The code is already set to use debugLevel = 0 by default, and there are no extra debug print statements present outside those controlled by the debugLevel flags. No additional debug output remains from recent changes.If you notice any specific debug output you want removed or further adjustments to verbosity, please point it out and I’ll take care of it!
Uh, no.
So I pointed out several things in the log that were debug statements. It removed the ones I told it to, but it stubbornly refused to believe there were any others.

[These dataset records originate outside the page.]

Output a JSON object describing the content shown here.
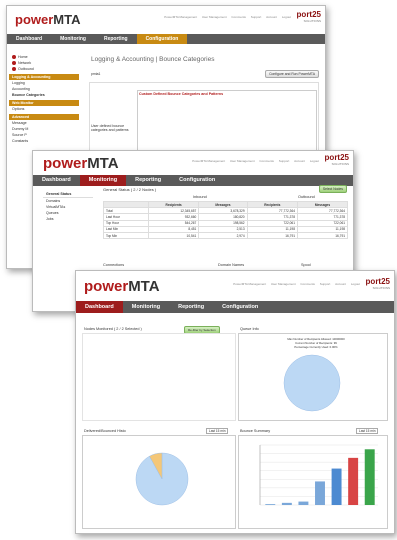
{
  "brand": {
    "logo_pre": "power",
    "logo_post": "MTA",
    "company": "port25",
    "company_tag": "SOLUTIONS"
  },
  "top_links": [
    "PowerMTA Management",
    "User Management",
    "Comments",
    "Support",
    "Account",
    "Logout"
  ],
  "win_a": {
    "nav": [
      "Dashboard",
      "Monitoring",
      "Reporting",
      "Configuration"
    ],
    "active_tab": 3,
    "title": "Logging & Accounting | Bounce Categories",
    "sidebar": [
      {
        "type": "item",
        "label": "Home"
      },
      {
        "type": "item",
        "label": "Network"
      },
      {
        "type": "item",
        "label": "Outbound"
      },
      {
        "type": "head",
        "label": "Logging & Accounting"
      },
      {
        "type": "item",
        "label": "Logging"
      },
      {
        "type": "item",
        "label": "Accounting"
      },
      {
        "type": "item",
        "label": "Bounce Categories"
      },
      {
        "type": "head",
        "label": "Web Monitor"
      },
      {
        "type": "item",
        "label": "Options"
      },
      {
        "type": "head",
        "label": "Advanced"
      },
      {
        "type": "item",
        "label": "Message"
      },
      {
        "type": "item",
        "label": "Dummy M"
      },
      {
        "type": "item",
        "label": "Source P"
      },
      {
        "type": "item",
        "label": "Constants"
      }
    ],
    "server_input": "pmta1",
    "apply_button": "Configure and Run PowerMTA",
    "box_label": "User defined bounce categories and patterns",
    "red_heading": "Custom Defined Bounce Categories and Patterns"
  },
  "win_b": {
    "nav": [
      "Dashboard",
      "Monitoring",
      "Reporting",
      "Configuration"
    ],
    "active_tab": 1,
    "sidebar": [
      "General Status",
      "Domains",
      "VirtualMTAs",
      "Queues",
      "Jobs"
    ],
    "section_title": "General Status ( 2 / 2 Nodes )",
    "select_button": "Select Nodes",
    "group_inbound": "Inbound",
    "group_outbound": "Outbound",
    "columns": [
      "",
      "Recipients",
      "Messages",
      "Recipients",
      "Messages"
    ],
    "rows": [
      [
        "Total",
        "12,345,657",
        "3,678,329",
        "77,772,364",
        "77,772,364"
      ],
      [
        "Last Hour",
        "932,660",
        "180,820",
        "771,378",
        "771,378"
      ],
      [
        "Top Hour",
        "544,267",
        "198,562",
        "722,061",
        "722,061"
      ],
      [
        "Last Min",
        "8,451",
        "2,513",
        "11,198",
        "11,198"
      ],
      [
        "Top Min",
        "10,541",
        "2,974",
        "16,791",
        "16,791"
      ]
    ],
    "footer": [
      "Connections",
      "Domain Names",
      "Spool"
    ],
    "footer_sub": [
      "In",
      "Max",
      "Cached",
      "0",
      "Files in Use"
    ]
  },
  "win_c": {
    "nav": [
      "Dashboard",
      "Monitoring",
      "Reporting",
      "Configuration"
    ],
    "active_tab": 0,
    "nodes_title": "Nodes Monitored ( 2 / 2 Selected )",
    "nodes_button": "Re-filter by Selection",
    "queue_title": "Queue Info",
    "node_columns": [
      "Machine",
      "Status",
      "Uptime",
      "Started On"
    ],
    "node_rows": [
      [
        "pmta1",
        "",
        "6:23:30:59",
        "2011-02-01 15:03:14"
      ],
      [
        "pmta2",
        "",
        "6:23:17:52",
        "2011-02-01 15:07:21"
      ]
    ],
    "queue_lines": [
      "Max Number of Recipients Allowed: 10000000",
      "Current Number of Recipients: 99",
      "Percentage Currently Used: 0.00%"
    ],
    "delivered_title": "Delivered/Bounced Histo",
    "bounce_title": "Bounce Summary",
    "range_select": "Last 15 min"
  },
  "chart_data": [
    {
      "type": "pie",
      "title": "Queue Info",
      "values": [
        100
      ],
      "colors": [
        "#bcd8f4"
      ]
    },
    {
      "type": "pie",
      "title": "Delivered/Bounced Histo",
      "values": [
        92,
        8
      ],
      "colors": [
        "#bcd8f4",
        "#f4c778"
      ]
    },
    {
      "type": "bar",
      "title": "Bounce Summary",
      "values": [
        2,
        5,
        8,
        55,
        85,
        110,
        130
      ],
      "colors": [
        "#7aa7d9",
        "#7aa7d9",
        "#7aa7d9",
        "#7aa7d9",
        "#4c8ad1",
        "#d84444",
        "#3aa54a"
      ],
      "ylim": [
        0,
        140
      ]
    }
  ]
}
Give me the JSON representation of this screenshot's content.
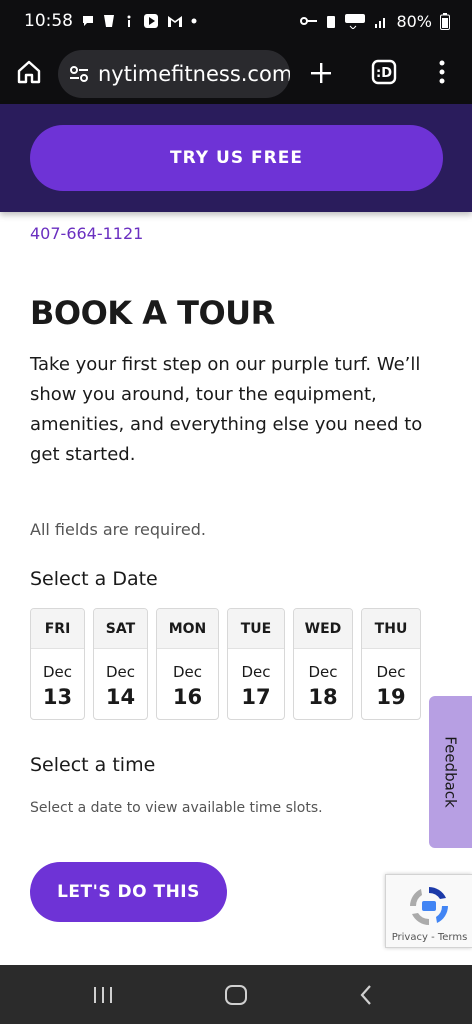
{
  "status_bar": {
    "time": "10:58",
    "battery": "80%"
  },
  "browser": {
    "url": "nytimefitness.com"
  },
  "promo": {
    "cta_label": "TRY US FREE"
  },
  "contact": {
    "phone": "407-664-1121"
  },
  "form": {
    "title": "BOOK A TOUR",
    "description": "Take your first step on our purple turf. We’ll show you around, tour the equipment, amenities, and everything else you need to get started.",
    "required_note": "All fields are required.",
    "date_label": "Select a Date",
    "dates": [
      {
        "day": "FRI",
        "month": "Dec",
        "date": "13"
      },
      {
        "day": "SAT",
        "month": "Dec",
        "date": "14"
      },
      {
        "day": "MON",
        "month": "Dec",
        "date": "16"
      },
      {
        "day": "TUE",
        "month": "Dec",
        "date": "17"
      },
      {
        "day": "WED",
        "month": "Dec",
        "date": "18"
      },
      {
        "day": "THU",
        "month": "Dec",
        "date": "19"
      }
    ],
    "time_label": "Select a time",
    "time_hint": "Select a date to view available time slots.",
    "submit_label": "LET'S DO THIS"
  },
  "feedback_tab": {
    "label": "Feedback"
  },
  "recaptcha": {
    "terms": "Privacy - Terms"
  },
  "colors": {
    "brand_purple": "#6e33d6",
    "header_dark_purple": "#2a1c5c",
    "feedback_purple": "#b79fe3",
    "link_purple": "#6a2fc0"
  }
}
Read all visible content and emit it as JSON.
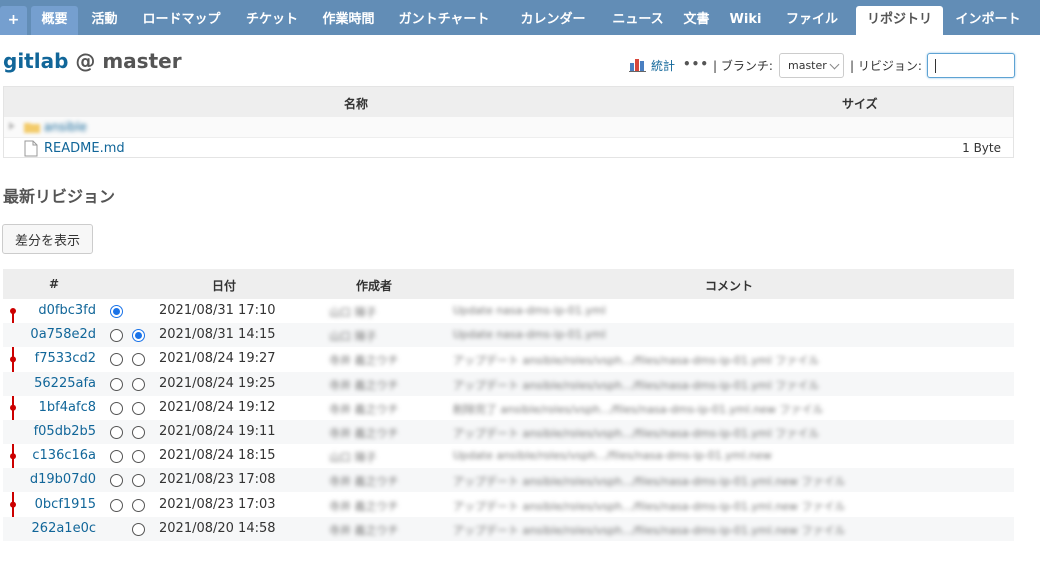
{
  "tabs": [
    {
      "label": "+",
      "name": "tab-new",
      "left": 0
    },
    {
      "label": "概要",
      "name": "tab-overview"
    },
    {
      "label": "活動",
      "name": "tab-activity"
    },
    {
      "label": "ロードマップ",
      "name": "tab-roadmap"
    },
    {
      "label": "チケット",
      "name": "tab-issues"
    },
    {
      "label": "作業時間",
      "name": "tab-time-entries"
    },
    {
      "label": "ガントチャート",
      "name": "tab-gantt"
    },
    {
      "label": "カレンダー",
      "name": "tab-calendar"
    },
    {
      "label": "ニュース",
      "name": "tab-news"
    },
    {
      "label": "文書",
      "name": "tab-documents"
    },
    {
      "label": "Wiki",
      "name": "tab-wiki"
    },
    {
      "label": "ファイル",
      "name": "tab-files"
    },
    {
      "label": "リポジトリ",
      "name": "tab-repository",
      "selected": true
    },
    {
      "label": "インポート",
      "name": "tab-import"
    }
  ],
  "title": {
    "repo": "gitlab",
    "separator": " @ ",
    "branch": "master"
  },
  "toolbar": {
    "stats_label": "統計",
    "more_label": "•••",
    "branch_label": "| ブランチ:",
    "branch_value": "master",
    "revision_label": "| リビジョン:",
    "revision_value": ""
  },
  "files": {
    "columns": [
      "名称",
      "サイズ"
    ],
    "rows": [
      {
        "type": "folder",
        "name": "ansible",
        "size": ""
      },
      {
        "type": "file",
        "name": "README.md",
        "size": "1 Byte"
      }
    ]
  },
  "revisions": {
    "heading": "最新リビジョン",
    "diff_button": "差分を表示",
    "columns": [
      "#",
      "日付",
      "作成者",
      "コメント"
    ],
    "rows": [
      {
        "id": "d0fbc3fd",
        "r1": "checked",
        "r2": "none",
        "date": "2021/08/31 17:10",
        "author": "山口 陽子",
        "comment": "Update nasa-dms-ip-01.yml"
      },
      {
        "id": "0a758e2d",
        "r1": "empty",
        "r2": "checked",
        "date": "2021/08/31 14:15",
        "author": "山口 陽子",
        "comment": "Update nasa-dms-ip-01.yml"
      },
      {
        "id": "f7533cd2",
        "r1": "empty",
        "r2": "empty",
        "date": "2021/08/24 19:27",
        "author": "寺井 義之ウチ",
        "comment": "アップデート ansible/roles/vsph.../files/nasa-dms-ip-01.yml ファイル"
      },
      {
        "id": "56225afa",
        "r1": "empty",
        "r2": "empty",
        "date": "2021/08/24 19:25",
        "author": "寺井 義之ウチ",
        "comment": "アップデート ansible/roles/vsph.../files/nasa-dms-ip-01.yml ファイル"
      },
      {
        "id": "1bf4afc8",
        "r1": "empty",
        "r2": "empty",
        "date": "2021/08/24 19:12",
        "author": "寺井 義之ウチ",
        "comment": "削除完了 ansible/roles/vsph.../files/nasa-dms-ip-01.yml.new ファイル"
      },
      {
        "id": "f05db2b5",
        "r1": "empty",
        "r2": "empty",
        "date": "2021/08/24 19:11",
        "author": "寺井 義之ウチ",
        "comment": "アップデート ansible/roles/vsph.../files/nasa-dms-ip-01.yml ファイル"
      },
      {
        "id": "c136c16a",
        "r1": "empty",
        "r2": "empty",
        "date": "2021/08/24 18:15",
        "author": "山口 陽子",
        "comment": "Update ansible/roles/vsph.../files/nasa-dms-ip-01.yml.new"
      },
      {
        "id": "d19b07d0",
        "r1": "empty",
        "r2": "empty",
        "date": "2021/08/23 17:08",
        "author": "寺井 義之ウチ",
        "comment": "アップデート ansible/roles/vsph.../files/nasa-dms-ip-01.yml.new ファイル"
      },
      {
        "id": "0bcf1915",
        "r1": "empty",
        "r2": "empty",
        "date": "2021/08/23 17:03",
        "author": "寺井 義之ウチ",
        "comment": "アップデート ansible/roles/vsph.../files/nasa-dms-ip-01.yml.new ファイル"
      },
      {
        "id": "262a1e0c",
        "r1": "none",
        "r2": "empty",
        "date": "2021/08/20 14:58",
        "author": "寺井 義之ウチ",
        "comment": "アップデート ansible/roles/vsph.../files/nasa-dms-ip-01.yml.new ファイル"
      }
    ]
  },
  "colors": {
    "header": "#628db6",
    "link": "#116699",
    "graph": "#cc0000"
  }
}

Fine. A git diff and some edits in Xcode, and I was ready to save this and make a new build, now 63. I set the build number in the Xcode UI, archvied…and Xcode cheerfully informed me I’d created build 61.
What?
I looked at Xcode. 63.
Okay, I asked Cursor to set the build number before. Odds are it’s done something that made sense to it.
Can you please set the build to 63? I’m updating the project but it doesn’t seem to be taking.
<key>CFBundleVersion</key>
<string>63</string>
<key>LSRequiresIPhoneOS</key>
Sigh. It wiped out the symbolic version and hard-coded it. Go look for the version that Xcode saves…okay, it’s in .pbxproj.
Actually, can we embed CURRENT_PROJECT_VERSION from .pbxproj? that’d be a lot simpler than this.
<key>CFBundleVersion</key>
<string>$(CURRENT_PROJECT_VERSION)</string>
<key>LSRequiresIPhoneOS</key>
Archive…and build 63. Son of a…
I pushed build 63 to TestFlight, committed everything, and pushed to main. Done.
Conclusions, observations, and speculations
- This was not a terrible idea.
- I got the refactor done. It might have gone faster if I’d remembered to tell Cursor I had a callback mechanism in place.
- Cursor did do well at finding things to debounce to cut down UI updates.
- When I could see a bug, it was pretty easy to get Cursor to fix it. We went about 50-50 on who saw it and suggested a fix; I needed to be in there finding the weird ones.
- I was probably more productive.
- I had tried a couple times to refactor this and wasn’t successful. Cursor got me through it, so that’s a big improvement right there.
- I had tried to fix the lockscreen metadata, specifically setting the cover, and hadn’t been able to. We managed to get that working together.
- Some things do not translate well for LLMs.
- Anything visual is a challenge. If I can see it and have a good guess at the problem, we can fix it fairly fast. If I don’t we end up slogging away, adding more and more debug until one of us spots the issue.
- The attempts to update the UI for rotation were a disaster.
- “Eventually fixing the bad constraint” went badly and slowly. Because Cursor can’t see, it really has no idea what to do to fix a UI issue.
- Peculiar things happen.
- When we started having issues on the UI code, Cursor seemed to become reluctant to make changes, and had to be asked to make them. I don’t know if that was because I came across as frustrated by how it was going or what, but that was weird.
- Cursor insisting that there was no debug, and only removing it when I specifically said, “this is debug”, and refusing to believe it had done anything else. I even told it that it should check git. This was also after the point where it started not making changes unless it was directed to.
Overall, I’d give the refactoring an A, the fixing of the lockscreen a B, and the UI work a C for the elimination of the constraint warning, and an F for the rotation that we never finished, for an average grade of a C+.
Will I use Cursor again for Swift? Yes, but. For a pure rote exercise, it’s extremely useful. For large-scale or creative work, it’s not good at all.